First, look at the first bit of every number. Obviously, you will get 2ℓ-1 zeros and 2ℓ-1-1 ones ore vice versa (because only one number is missing). If there is 2ℓ-1-1 ones then you know that the first bit of the missing number is one, otherwise it is zero.
Now you know the first bit of a missing number. Let's look at all numbers which have the same first bit (there are 2ℓ-1-1 of them) and repeat the same procedure with their second bit. This way you will determine the second bit of the missing number, and so on.
The total number of FetchBit calls will be 2ℓ-1 + 2ℓ-1-1 + ... + 21-1 <= 2ℓ+1 <= 2n+2 = O(n).
Looking for an algorithm to find the length of longest sequence of blanks in a given string examining as few characters as possible?
Hint : Your program should become faster as the length of the sequence of blanks increases.

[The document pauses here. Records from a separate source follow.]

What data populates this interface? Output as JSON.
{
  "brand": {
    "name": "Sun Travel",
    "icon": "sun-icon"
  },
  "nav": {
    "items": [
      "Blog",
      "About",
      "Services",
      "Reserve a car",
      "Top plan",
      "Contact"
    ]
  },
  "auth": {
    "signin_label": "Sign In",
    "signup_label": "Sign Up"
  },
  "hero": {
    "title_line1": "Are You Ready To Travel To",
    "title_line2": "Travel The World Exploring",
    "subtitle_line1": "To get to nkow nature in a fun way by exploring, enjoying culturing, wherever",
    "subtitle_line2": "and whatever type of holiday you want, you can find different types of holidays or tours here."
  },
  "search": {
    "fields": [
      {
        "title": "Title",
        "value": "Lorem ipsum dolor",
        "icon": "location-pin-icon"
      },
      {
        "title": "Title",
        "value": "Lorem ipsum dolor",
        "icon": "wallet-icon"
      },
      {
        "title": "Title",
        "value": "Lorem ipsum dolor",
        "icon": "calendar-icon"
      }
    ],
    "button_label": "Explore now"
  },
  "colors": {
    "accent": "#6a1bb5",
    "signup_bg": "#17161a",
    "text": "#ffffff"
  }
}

I know the solution which is O(n).. But looking for more optimal solution
You won't be able to find a solution which is a smaller complexity than O(n) because you need to pass through every character in the worst case with an input string that has at most 0 or 1 consecutive whitespace, or is completely whitespace.
You can do some optimizations though, but it'll still be considered O(n).
For example:
Let M be the current longest match so far as you go through your list. Also assume you can access input elements in O(1), for example you have an array as input.

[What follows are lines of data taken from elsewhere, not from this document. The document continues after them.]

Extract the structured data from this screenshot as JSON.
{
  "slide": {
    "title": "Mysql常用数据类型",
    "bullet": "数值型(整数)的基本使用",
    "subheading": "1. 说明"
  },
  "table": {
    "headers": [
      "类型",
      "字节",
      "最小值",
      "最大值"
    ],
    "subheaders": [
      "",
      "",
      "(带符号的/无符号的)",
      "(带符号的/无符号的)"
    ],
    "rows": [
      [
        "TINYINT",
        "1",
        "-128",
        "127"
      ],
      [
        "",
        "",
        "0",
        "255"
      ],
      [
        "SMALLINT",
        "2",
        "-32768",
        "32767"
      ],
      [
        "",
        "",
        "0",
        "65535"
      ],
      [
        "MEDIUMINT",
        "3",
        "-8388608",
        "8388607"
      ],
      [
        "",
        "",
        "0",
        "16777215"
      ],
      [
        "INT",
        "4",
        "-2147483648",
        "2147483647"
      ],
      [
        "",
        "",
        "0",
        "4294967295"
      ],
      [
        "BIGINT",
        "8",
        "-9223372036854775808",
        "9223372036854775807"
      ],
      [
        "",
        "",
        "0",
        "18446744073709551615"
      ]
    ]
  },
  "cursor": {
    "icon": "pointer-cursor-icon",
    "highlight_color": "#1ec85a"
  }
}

When you see a non-whitespace you can skip M elements if the current + M is non whitespace. Surely no whitespace longer than M can be contained inside.
And when you see a whitepsace character, if current + M-1 is not whitespace you know you don't have the longest runs o you can skip in that case as well.

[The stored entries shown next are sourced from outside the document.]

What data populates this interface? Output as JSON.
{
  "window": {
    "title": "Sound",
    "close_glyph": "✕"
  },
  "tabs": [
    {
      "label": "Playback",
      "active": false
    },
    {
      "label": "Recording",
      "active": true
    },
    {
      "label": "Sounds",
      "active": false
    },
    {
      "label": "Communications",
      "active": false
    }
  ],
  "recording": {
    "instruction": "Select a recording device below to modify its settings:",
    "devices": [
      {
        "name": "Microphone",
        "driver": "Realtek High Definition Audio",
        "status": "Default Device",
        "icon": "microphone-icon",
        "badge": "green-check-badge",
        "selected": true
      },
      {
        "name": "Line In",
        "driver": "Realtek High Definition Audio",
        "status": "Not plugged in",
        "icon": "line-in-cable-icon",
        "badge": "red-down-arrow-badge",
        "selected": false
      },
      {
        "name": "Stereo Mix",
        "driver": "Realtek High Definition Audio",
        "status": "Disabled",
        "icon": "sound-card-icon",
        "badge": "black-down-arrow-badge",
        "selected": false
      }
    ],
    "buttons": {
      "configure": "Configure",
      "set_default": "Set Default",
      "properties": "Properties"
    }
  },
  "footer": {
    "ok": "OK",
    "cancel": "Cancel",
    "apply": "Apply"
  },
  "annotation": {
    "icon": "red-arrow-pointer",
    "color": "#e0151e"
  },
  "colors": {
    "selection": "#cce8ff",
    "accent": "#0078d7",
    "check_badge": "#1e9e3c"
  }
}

But in the worst case (when all characters are blank) you have to examine every character. So it can't be better than O(n) in complexity.
Rationale: assume the whole string is blank, you haven't examined N characters and your algorithms outputs n. Then if any non-examined character is not blank, your answer would be wrong. So for this particular input you have to examine the whole string.
There's no way to make it faster than O(N) in the worst case. However, here are a few optimizations, assuming 0-based indexing.
If you already have a complete sequence of L blanks (by complete I mean a sequence that is not a subsequence of a larger sequence), and L is at least as large as half the size of your string, you can stop.
If you have a complete sequence of L blanks, once you hit a space at position i check if the character at position i + L is also a space. If it is, continue scanning from position i forwards as you might find a larger sequence - however, if you encounter a non-space until position i + L, then you can skip directly to i + L + 1. If it isn't a space, there's no way you can build a larger sequence starting at i, so scan forwards starting from i + L + 1.
If you have a complete sequence of blanks of length L, and you are at position i and you have k positions left to examine, and k <= L, you can stop your search, as obviously there's no way you'll be able to find anything better anymore.
To prove that you can't make it faster than O(N), consider a string that contains no spaces. You will have to access each character once, so it's O(N). Same with a string that contains nothing but spaces.
The obvious idea: you can jump by K+1 places (where K is the current longest space sequence) and scan back if you found a space.
This way you have something about (n + n/M)/2 = n(M+1)/2M positions checked.
Edit:
Another idea would be to apply a kind of binary search. This is like follows: for a given k you make a procedure that checks whether there is a sequence of spaces with length >= k. This can be achieved in O(n/k) steps. Then, you try to find the maximal k with binary search.
Edit:
During the consequent searches, you can utilize the knowledge that the sequence of some length k already exist, and start skipping at k from the very beginning.
What ever you do, the worst case will always be o(n) - if those blanks are on the last part of the string... (or the last "checked" part of the string).